Vector closed the door behind him with a soft click. He walked to the desk, set his leather bag down, and began to polish his glasses with a silk cloth. "And your plan is to go upstairs and tell her that? To reveal that you've been tracking her every movement through the GPS in her vintage coupe and that you have the fertility specialist on a payroll of fear?"

I stopped. My hand was halfway to the door handle again. The white-hot fog in my brain cleared just enough to let the logic seep in. 

"If you confront her," Vector continued, holding his glasses up to the light, "you break the cage. Right now, she thinks she is the one holding the secrets, and that's going exactly as planned."

I let out a breath that sounded like a tire deflating.
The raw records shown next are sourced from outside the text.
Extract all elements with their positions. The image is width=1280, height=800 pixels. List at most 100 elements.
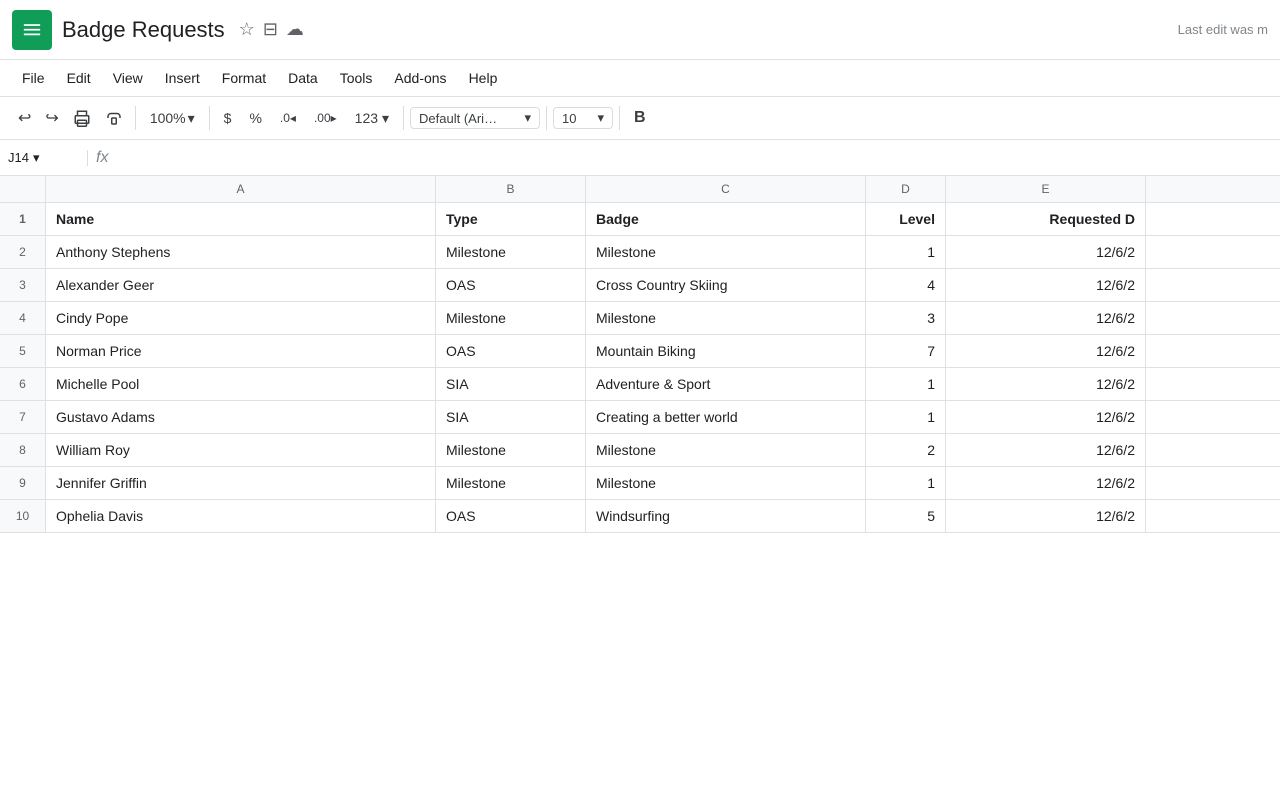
- menu-format[interactable]: Format: [212, 66, 276, 90]
- cell-badge-7[interactable]: Milestone: [586, 467, 866, 499]
- cell-name-8[interactable]: Ophelia Davis: [46, 500, 436, 532]
- cell-ref-dropdown[interactable]: ▾: [33, 150, 40, 166]
- col-header-d[interactable]: D: [866, 176, 946, 202]
- number-format-button[interactable]: 123 ▾: [347, 106, 397, 131]
- row-num-2: 2: [0, 236, 46, 268]
- cell-badge-5[interactable]: Creating a better world: [586, 401, 866, 433]
- bold-button[interactable]: B: [626, 105, 654, 131]
- table-row: 5 Norman Price OAS Mountain Biking 7 12/…: [0, 335, 1280, 368]
- zoom-selector[interactable]: 100% ▾: [142, 106, 203, 131]
- menu-help[interactable]: Help: [459, 66, 508, 90]
- cell-name-2[interactable]: Cindy Pope: [46, 302, 436, 334]
- sep-2: [209, 106, 210, 130]
- formula-input[interactable]: [116, 150, 1272, 165]
- paint-format-button[interactable]: [99, 105, 129, 131]
- font-name: Default (Ari…: [419, 111, 497, 126]
- cell-type-5[interactable]: SIA: [436, 401, 586, 433]
- cell-level-7[interactable]: 1: [866, 467, 946, 499]
- cell-name-0[interactable]: Anthony Stephens: [46, 236, 436, 268]
- cell-date-1[interactable]: 12/6/2: [946, 269, 1146, 301]
- cell-badge-2[interactable]: Milestone: [586, 302, 866, 334]
- menu-view[interactable]: View: [103, 66, 153, 90]
- col-header-b[interactable]: B: [436, 176, 586, 202]
- column-headers: A B C D E: [0, 176, 1280, 203]
- font-size-selector[interactable]: 10 ▾: [553, 107, 613, 129]
- cell-level-4[interactable]: 1: [866, 368, 946, 400]
- cell-name-1[interactable]: Alexander Geer: [46, 269, 436, 301]
- print-button[interactable]: [67, 105, 97, 131]
- cell-level-1[interactable]: 4: [866, 269, 946, 301]
- col-header-a[interactable]: A: [46, 176, 436, 202]
- currency-button[interactable]: $: [216, 106, 240, 130]
- cell-badge-0[interactable]: Milestone: [586, 236, 866, 268]
- row-num-1: 1: [0, 203, 46, 235]
- font-selector[interactable]: Default (Ari… ▾: [410, 107, 540, 129]
- folder-icon[interactable]: ⊟: [263, 19, 278, 40]
- cell-ref-value: J14: [8, 150, 29, 165]
- cell-type-2[interactable]: Milestone: [436, 302, 586, 334]
- header-name[interactable]: Name: [46, 203, 436, 235]
- col-header-c[interactable]: C: [586, 176, 866, 202]
- cell-type-3[interactable]: OAS: [436, 335, 586, 367]
- cell-date-0[interactable]: 12/6/2: [946, 236, 1146, 268]
- menu-file[interactable]: File: [12, 66, 55, 90]
- cell-level-3[interactable]: 7: [866, 335, 946, 367]
- sep-1: [135, 106, 136, 130]
- undo-button[interactable]: ↩: [12, 104, 37, 132]
- percent-button[interactable]: %: [241, 106, 269, 130]
- menu-insert[interactable]: Insert: [155, 66, 210, 90]
- header-type[interactable]: Type: [436, 203, 586, 235]
- doc-title[interactable]: Badge Requests: [62, 17, 225, 43]
- cell-name-3[interactable]: Norman Price: [46, 335, 436, 367]
- cell-date-3[interactable]: 12/6/2: [946, 335, 1146, 367]
- cell-type-6[interactable]: Milestone: [436, 434, 586, 466]
- row-num-5: 5: [0, 335, 46, 367]
- star-icon[interactable]: ☆: [239, 19, 255, 40]
- cell-level-5[interactable]: 1: [866, 401, 946, 433]
- row-num-9: 9: [0, 467, 46, 499]
- cell-type-0[interactable]: Milestone: [436, 236, 586, 268]
- cell-date-7[interactable]: 12/6/2: [946, 467, 1146, 499]
- row-num-8: 8: [0, 434, 46, 466]
- cell-type-4[interactable]: SIA: [436, 368, 586, 400]
- table-row: 2 Anthony Stephens Milestone Milestone 1…: [0, 236, 1280, 269]
- header-requested-date[interactable]: Requested D: [946, 203, 1146, 235]
- header-badge[interactable]: Badge: [586, 203, 866, 235]
- cell-badge-8[interactable]: Windsurfing: [586, 500, 866, 532]
- cloud-icon[interactable]: ☁: [286, 19, 304, 40]
- cell-badge-1[interactable]: Cross Country Skiing: [586, 269, 866, 301]
- cell-date-5[interactable]: 12/6/2: [946, 401, 1146, 433]
- cell-level-6[interactable]: 2: [866, 434, 946, 466]
- cell-level-2[interactable]: 3: [866, 302, 946, 334]
- cell-reference[interactable]: J14 ▾: [8, 150, 88, 166]
- font-dropdown-icon: ▾: [525, 110, 532, 126]
- menu-edit[interactable]: Edit: [57, 66, 101, 90]
- cell-date-4[interactable]: 12/6/2: [946, 368, 1146, 400]
- formula-bar: J14 ▾ fx: [0, 140, 1280, 176]
- col-header-e[interactable]: E: [946, 176, 1146, 202]
- cell-date-8[interactable]: 12/6/2: [946, 500, 1146, 532]
- cell-date-2[interactable]: 12/6/2: [946, 302, 1146, 334]
- cell-name-6[interactable]: William Roy: [46, 434, 436, 466]
- title-bar: Badge Requests ☆ ⊟ ☁ Last edit was m: [0, 0, 1280, 60]
- cell-level-0[interactable]: 1: [866, 236, 946, 268]
- table-row: 6 Michelle Pool SIA Adventure & Sport 1 …: [0, 368, 1280, 401]
- cell-name-7[interactable]: Jennifer Griffin: [46, 467, 436, 499]
- cell-badge-4[interactable]: Adventure & Sport: [586, 368, 866, 400]
- menu-addons[interactable]: Add-ons: [384, 66, 456, 90]
- cell-type-7[interactable]: Milestone: [436, 467, 586, 499]
- cell-badge-3[interactable]: Mountain Biking: [586, 335, 866, 367]
- menu-data[interactable]: Data: [278, 66, 328, 90]
- cell-date-6[interactable]: 12/6/2: [946, 434, 1146, 466]
- header-level[interactable]: Level: [866, 203, 946, 235]
- decimal-more-button[interactable]: .00▸: [306, 107, 345, 129]
- redo-button[interactable]: ↪: [39, 104, 64, 132]
- cell-name-5[interactable]: Gustavo Adams: [46, 401, 436, 433]
- cell-name-4[interactable]: Michelle Pool: [46, 368, 436, 400]
- menu-tools[interactable]: Tools: [330, 66, 383, 90]
- cell-level-8[interactable]: 5: [866, 500, 946, 532]
- cell-badge-6[interactable]: Milestone: [586, 434, 866, 466]
- cell-type-1[interactable]: OAS: [436, 269, 586, 301]
- cell-type-8[interactable]: OAS: [436, 500, 586, 532]
- decimal-less-button[interactable]: .0◂: [272, 107, 304, 129]
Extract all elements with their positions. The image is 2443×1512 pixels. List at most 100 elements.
I dropped into the leather chair, rubbing my temples. "I know. I know that. But she's making me look like a fool, Vector. She came back smelling like him. Like Ashthorne. The scent was so thick I could almost see it."

"Frustrating, isn't it? She's usually so transparent. A glass vase. You can see the water, the dirt, and the cracks. But suddenly, she's decided to paint herself black. It's annoying to lose the view."

"She's a Goldbane. It's that stubborn, blue-blooded pride waking up. She doesn't hide things from me. She's not supposed to hide things from me. I am the center of her universe. I am the sun she orbits."

"Well, the sun is currently acting like a toddler," Vector adjusted his glasses. He sat down across from me, looking every bit the quiet accountant.

 "Relax, Gideon. I told you I would handle the memory issue. The bergamot is a variable. I will find a way to make her believe the scent was a hallucination. She will continue to hate the Rogue King."

I leaned back and exhaled. "You're right. I'm overreacting. It's just... the thought of her with him. It's a breach of contract."

"Then let's discuss the contracts that matter," Vector said. He reached into his bag and pulled out an encrypted tablet. "You asked for news regarding my... extended leave."

My mood shifted instantly. The petty rage about Elowen's scent was eclipsed by the cold, sharp hunger for power. "Tell me. Is it clean?"

Vector's thin lips curled into the ghost of a smirk. "The thirty-two million is no longer thirty-two million. It has been broken down into eight thousand micro-transactions, funneled through the Aris Research Grant and three shell companies in the human sector. By the time the Council's auditors wake up, that money will look like a legitimate expenditure by Aurelius himself."

He paused. "He wasn't just 'careless' in the end; I've made him look senile. I've planted enough digital breadcrumbs to suggest he was losing his grip on the pack's finances months before he died."

I felt a genuine laugh bubble up in my chest. "You beautiful, cold-blooded bastard. And the witnesses from the other side?"

"All taken care of. Nothing can be traced back to us."

"Tragic indeed," I grinned. "And the scapegoat?"

"Already in motion. I've started leaking information to the lower-tier pack members about a traitor in the Alpha's mansion. By the time we're ready to officially name a 'killer' for Aurelius, the evidence will point directly to our target who has a 'history of gambling debts and ties to Jarek Ashthorne's network'. It's a closed loop, Gideon. The narrative is ours."

I stood up, the tension in my shoulders replaced by a buoyant, triumphant energy. The world felt right again. Elowen might be sneaking out to play with rogues, but I was rewriting history itself. I was the architect, and Vector was my master mason.

"Beautiful," I said, clapping my hands together. The sound echoed in the quiet study. "Absolutely perfect. If I didn't know you were a sociopath, Vector, I'd kiss you."

"Please don't," Vector groaned, packing his tablet away. "I'm quite fond of my personal space."

I checked my watch. 8:30 AM. "She's probably already in the dining room, picking at her fruit and waiting for me to play the devoted husband. We shouldn't keep her waiting. After all, I've just promised her a day of 'considering' the surrogacy. We should give her a show."

"A show," Vector agreed, standing up. "The Alpha and his loyal advisor, coming to check on the fragile Luna."